From: | Lauri Alanko <la@iki.fi> |
Newsgroups: | comp.compilers,comp.lang.functional |
Date: | 28 Apr 2007 23:25:41 -0400 |
Organization: | University of Helsinki |
References: | 07-04-074 07-04-084 07-04-109 07-04-125 |
Keywords: | functional, design |
Posted-Date: | 28 Apr 2007 23:25:40 EDT |
Originator: | lealanko@cc.helsinki.fi (Lauri Alanko) |
Chris F Clark <cfc@shell01.TheWorld.com> wrote:
> So, this is the question, is there an FP technique that allows
> inidividual elements of an array (list, bag, someother roughly
> equivalent structure) to be addressed and arbitrary (i.e. cyclic)
> graphs to be constructed (and rearranged) on-the-fly, but where
> unreferenced elements get collected? If so, where can I learn about
> it?
All functional programming languages support bona fide mutable graphs,
but if you want a "true FP technique", then you may find the following
paper interesting:
http://www.eecs.harvard.edu/~nr/pubs/zipcfg-abstract.html
An Applicative Control-Flow Graph Based on Huet's Zipper
Norman Ramsey and Joćo Dias
We are using ML to build a compiler that does low-level
optimization. To support optimizations in classic imperative
style, we built a control-flow graph using mutable pointers
and other mutable state in the nodes. This decision proved
unfortunate: the mutable flow graph was big and complex, and
it led to many bugs. We have replaced it by a smaller,
simpler, applicative flow graph based on Huet's (1997)

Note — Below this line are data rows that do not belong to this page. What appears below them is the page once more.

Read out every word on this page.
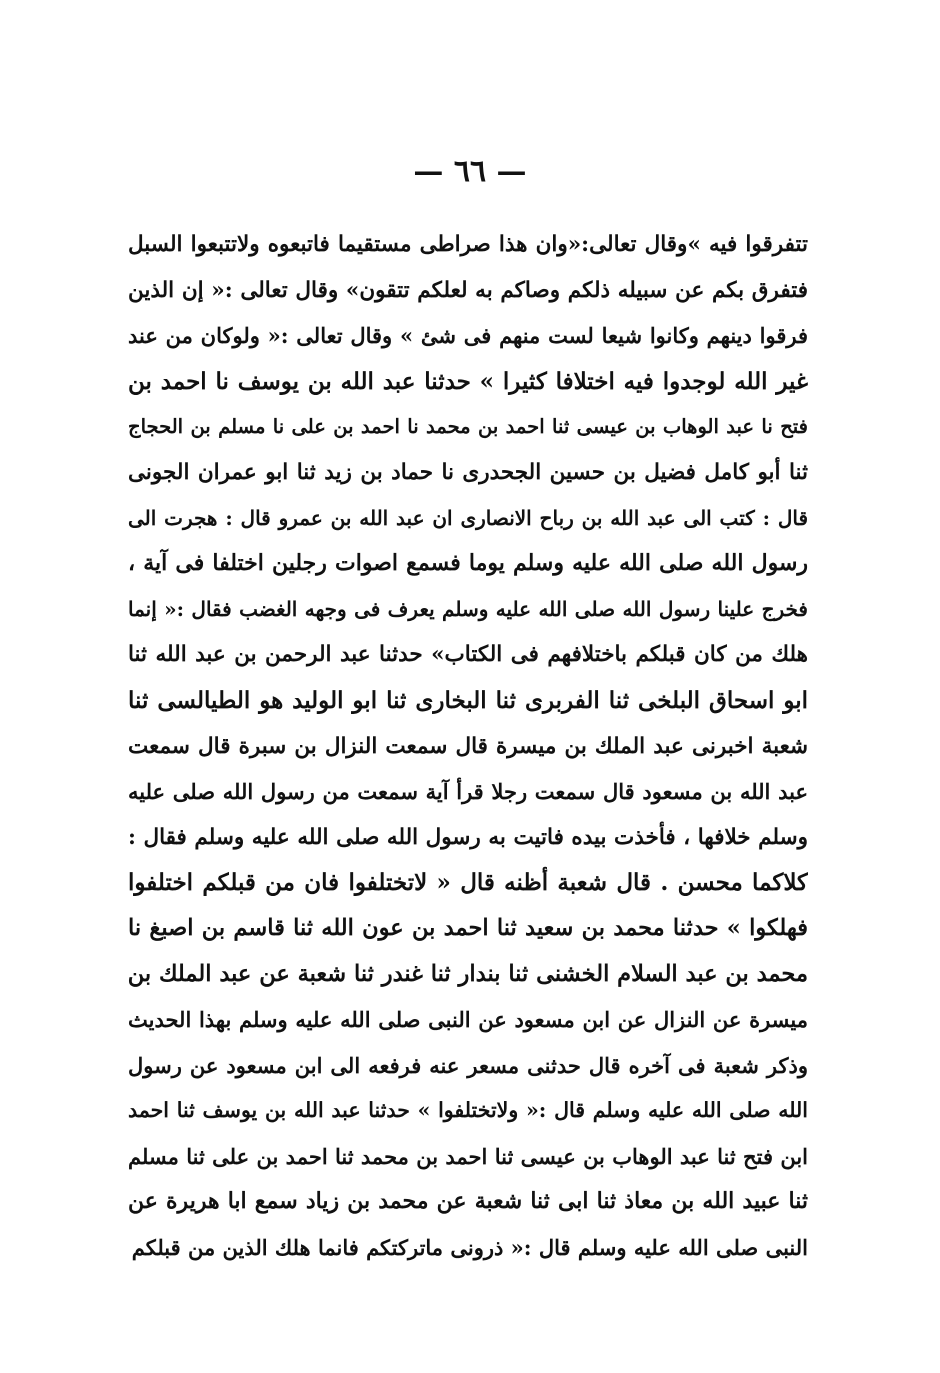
— ٦٦ —
تتفرقوا فيه »وقال تعالى:«وان هذا صراطى مستقيما فاتبعوه ولاتتبعوا السبل
فتفرق بكم عن سبيله ذلكم وصاكم به لعلكم تتقون» وقال تعالى :« إن الذين
فرقوا دينهم وكانوا شيعا لست منهم فى شئ » وقال تعالى :« ولوكان من عند
غير الله لوجدوا فيه اختلافا كثيرا » حدثنا عبد الله بن يوسف نا احمد بن
فتح نا عبد الوهاب بن عيسى ثنا احمد بن محمد نا احمد بن على نا مسلم بن الحجاج
ثنا أبو كامل فضيل بن حسين الجحدرى نا حماد بن زيد ثنا ابو عمران الجونى
قال : كتب الى عبد الله بن رباح الانصارى ان عبد الله بن عمرو قال : هجرت الى
رسول الله صلى الله عليه وسلم يوما فسمع اصوات رجلين اختلفا فى آية ،
فخرج علينا رسول الله صلى الله عليه وسلم يعرف فى وجهه الغضب فقال :« إنما
هلك من كان قبلكم باختلافهم فى الكتاب» حدثنا عبد الرحمن بن عبد الله ثنا
ابو اسحاق البلخى ثنا الفربرى ثنا البخارى ثنا ابو الوليد هو الطيالسى ثنا
شعبة اخبرنى عبد الملك بن ميسرة قال سمعت النزال بن سبرة قال سمعت
عبد الله بن مسعود قال سمعت رجلا قرأ آية سمعت من رسول الله صلى عليه
وسلم خلافها ، فأخذت بيده فاتيت به رسول الله صلى الله عليه وسلم فقال :
كلاكما محسن . قال شعبة أظنه قال « لاتختلفوا فان من قبلكم اختلفوا
فهلكوا » حدثنا محمد بن سعيد ثنا احمد بن عون الله ثنا قاسم بن اصبغ نا
محمد بن عبد السلام الخشنى ثنا بندار ثنا غندر ثنا شعبة عن عبد الملك بن
ميسرة عن النزال عن ابن مسعود عن النبى صلى الله عليه وسلم بهذا الحديث
وذكر شعبة فى آخره قال حدثنى مسعر عنه فرفعه الى ابن مسعود عن رسول
الله صلى الله عليه وسلم قال :« ولاتختلفوا » حدثنا عبد الله بن يوسف ثنا احمد
ابن فتح ثنا عبد الوهاب بن عيسى ثنا احمد بن محمد ثنا احمد بن على ثنا مسلم
ثنا عبيد الله بن معاذ ثنا ابى ثنا شعبة عن محمد بن زياد سمع ابا هريرة عن
النبى صلى الله عليه وسلم قال :« ذرونى ماتركتكم فانما هلك الذين من قبلكم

zipper. The new flow graph is a success; this paper presents
its design and shows how it leads to a gratifyingly simple
implementation of the dataflow framework developed by
Lerner, Grove, and Chambers (2002).
Their graphs are not cyclic data structures, since a reference from
one basic block to another are represented by a label which must be
looked up from a map, but that doesn't seem to be a great hindrance,
since basic blocks eventually need explicit labels anyway.